Tous les articles par Reynald Du Berger

Reynald Du Berger a été un des professeurs fondateurs de l’Université du Québec à Chicoutimi, où il a enseigné la géophysique pendant plus de 30 ans. Ses intérêts de recherche sont en séismologie et en géophysique appliquée à l’environnement et aux eaux souterraines. Il a été le premier séismologue à installer des séismographes sur le terrain en vue d’étudier la région la plus active dans l’Est de l’Amérique du Nord, la zone de Charlevoix-Kamouraska.

Un nuage menaçant

Par Reynald Du Berger

(Collaboration spéciale)

 

On soupçonnait déjà que les rayons cosmiques atteignant la Terre jouaient un rôle important dans la formation des nuages en basse altitude. Mais on n’avait jamais étudié auparavant le phénomène en laboratoire. CLOUD (Cosmic Leaving Outdoor Droplets) est cette grande expérience du CERN débutée il y a plus d’un an à Genève et regroupant quelque 17 instituts de recherche de 8 pays différents, principalement d’Europe et d’Amérique. Elle vise à étudier, dans une chambre spéciale à atmosphère hyper-controlée, la formation des nuages sous l’effet d’ensemencement par les rayons cosmiques.

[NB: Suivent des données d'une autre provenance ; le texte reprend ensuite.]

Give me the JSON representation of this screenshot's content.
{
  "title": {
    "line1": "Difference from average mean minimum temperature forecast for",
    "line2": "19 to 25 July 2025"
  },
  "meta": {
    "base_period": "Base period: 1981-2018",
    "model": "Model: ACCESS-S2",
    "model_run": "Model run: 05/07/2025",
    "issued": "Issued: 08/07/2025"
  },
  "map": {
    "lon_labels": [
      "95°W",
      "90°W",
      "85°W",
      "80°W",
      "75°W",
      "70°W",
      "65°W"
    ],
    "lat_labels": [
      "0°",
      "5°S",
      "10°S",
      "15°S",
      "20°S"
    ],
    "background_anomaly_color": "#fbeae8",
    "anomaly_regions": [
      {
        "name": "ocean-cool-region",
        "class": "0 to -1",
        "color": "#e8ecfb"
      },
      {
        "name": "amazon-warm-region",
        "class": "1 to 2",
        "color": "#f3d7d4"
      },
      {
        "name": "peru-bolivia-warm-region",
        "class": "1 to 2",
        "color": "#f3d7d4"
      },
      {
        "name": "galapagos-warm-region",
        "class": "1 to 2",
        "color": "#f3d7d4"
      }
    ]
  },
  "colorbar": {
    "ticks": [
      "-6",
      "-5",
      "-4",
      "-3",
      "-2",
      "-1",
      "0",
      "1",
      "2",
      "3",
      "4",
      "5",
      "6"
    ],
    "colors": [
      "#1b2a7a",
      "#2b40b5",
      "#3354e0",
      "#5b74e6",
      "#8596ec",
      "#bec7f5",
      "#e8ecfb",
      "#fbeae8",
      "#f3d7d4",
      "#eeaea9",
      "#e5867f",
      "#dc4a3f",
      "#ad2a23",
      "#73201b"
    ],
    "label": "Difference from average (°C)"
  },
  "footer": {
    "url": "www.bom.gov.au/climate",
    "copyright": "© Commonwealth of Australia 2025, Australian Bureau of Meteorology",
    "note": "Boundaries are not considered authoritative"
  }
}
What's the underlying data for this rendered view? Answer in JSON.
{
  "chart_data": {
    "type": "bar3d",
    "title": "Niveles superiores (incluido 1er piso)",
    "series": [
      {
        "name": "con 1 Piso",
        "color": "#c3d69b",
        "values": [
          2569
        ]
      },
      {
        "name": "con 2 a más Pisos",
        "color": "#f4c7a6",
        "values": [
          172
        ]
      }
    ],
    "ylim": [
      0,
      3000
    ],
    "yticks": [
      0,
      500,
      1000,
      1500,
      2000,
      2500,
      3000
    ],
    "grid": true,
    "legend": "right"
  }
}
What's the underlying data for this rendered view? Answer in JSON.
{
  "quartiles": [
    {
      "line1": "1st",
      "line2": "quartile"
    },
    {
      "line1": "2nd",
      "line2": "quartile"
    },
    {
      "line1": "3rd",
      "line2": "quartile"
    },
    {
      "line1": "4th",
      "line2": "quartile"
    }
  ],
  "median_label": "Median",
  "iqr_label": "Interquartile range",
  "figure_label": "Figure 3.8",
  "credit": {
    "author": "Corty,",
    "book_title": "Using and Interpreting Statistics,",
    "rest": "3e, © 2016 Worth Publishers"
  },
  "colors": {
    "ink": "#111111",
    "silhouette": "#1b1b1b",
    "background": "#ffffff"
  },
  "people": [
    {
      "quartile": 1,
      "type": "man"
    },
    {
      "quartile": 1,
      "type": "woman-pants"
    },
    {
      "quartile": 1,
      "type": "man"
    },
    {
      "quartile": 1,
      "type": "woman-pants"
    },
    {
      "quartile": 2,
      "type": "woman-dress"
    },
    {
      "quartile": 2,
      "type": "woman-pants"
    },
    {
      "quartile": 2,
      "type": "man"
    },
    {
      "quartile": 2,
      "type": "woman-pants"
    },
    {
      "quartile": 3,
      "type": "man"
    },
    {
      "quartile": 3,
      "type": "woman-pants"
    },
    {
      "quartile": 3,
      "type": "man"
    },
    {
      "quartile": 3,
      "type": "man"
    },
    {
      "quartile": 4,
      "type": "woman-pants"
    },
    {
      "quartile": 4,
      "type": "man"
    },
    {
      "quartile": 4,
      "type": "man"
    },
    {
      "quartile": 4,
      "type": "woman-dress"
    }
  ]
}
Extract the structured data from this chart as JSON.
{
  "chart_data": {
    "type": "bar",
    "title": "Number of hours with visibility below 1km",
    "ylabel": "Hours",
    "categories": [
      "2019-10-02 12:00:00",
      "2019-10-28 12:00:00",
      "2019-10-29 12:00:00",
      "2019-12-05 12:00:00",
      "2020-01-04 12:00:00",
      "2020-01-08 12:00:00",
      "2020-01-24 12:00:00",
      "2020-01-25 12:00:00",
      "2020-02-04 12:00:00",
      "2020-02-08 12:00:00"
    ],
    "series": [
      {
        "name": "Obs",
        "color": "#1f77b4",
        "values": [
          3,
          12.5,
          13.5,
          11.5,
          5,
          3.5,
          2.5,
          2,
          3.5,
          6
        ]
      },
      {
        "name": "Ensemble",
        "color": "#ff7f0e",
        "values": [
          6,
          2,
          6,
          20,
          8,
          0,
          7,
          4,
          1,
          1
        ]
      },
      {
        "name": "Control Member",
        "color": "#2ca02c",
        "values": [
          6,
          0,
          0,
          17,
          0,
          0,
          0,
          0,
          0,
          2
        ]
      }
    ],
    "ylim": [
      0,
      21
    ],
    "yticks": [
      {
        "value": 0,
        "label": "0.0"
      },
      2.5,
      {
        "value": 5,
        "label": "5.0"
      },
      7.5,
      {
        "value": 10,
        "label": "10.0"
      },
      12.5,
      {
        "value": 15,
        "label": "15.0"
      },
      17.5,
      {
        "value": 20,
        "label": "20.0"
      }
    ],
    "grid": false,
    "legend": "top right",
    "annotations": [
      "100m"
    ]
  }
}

De façon simplifiée, disons qu’aux taches solaires, est associé un champ magnétique qui protège la Terre du bombardement par les rayons cosmiques provenant de l’espace. Plus les rayons cosmiques atteignant la Terre sont abondants, plus cela favorise la formation de nuages en basse altitude, et plus la couverture nuageuse de basse altitude est importante, plus les températures sont basses. Les premiers résultats de CLOUD viennent tout juste d’être publiés dans la revue scientifique Nature, et tendent à confirmer cette hypothèse. Nous sommes en ce moment dans un creux solaire jamais atteint depuis 50 ans. Si la tendance se maintient, en 2014 il n’y aura plus aucune tache solaire et cette année-là devrait donc être particulièrement froide. On peut même anticiper un petit âge glaciaire analogue à celui que nos ancêtres ont connu aux 17ième et 18ième siècles (La Tamise avait gelé à plusieurs reprises), qui pourrait débuter d’ici une trentaine d’années. Le soleil et non les GES émis par vos voitures a toujours été et restera le moteur principal des changements climatiques -mis à part quelques soubresauts volcaniques comme par exemple celui du super-volcan Toba il y a 74 000 ans-. Bref, c’est le refroidissement qui nous guette… rien de bien réjouissant!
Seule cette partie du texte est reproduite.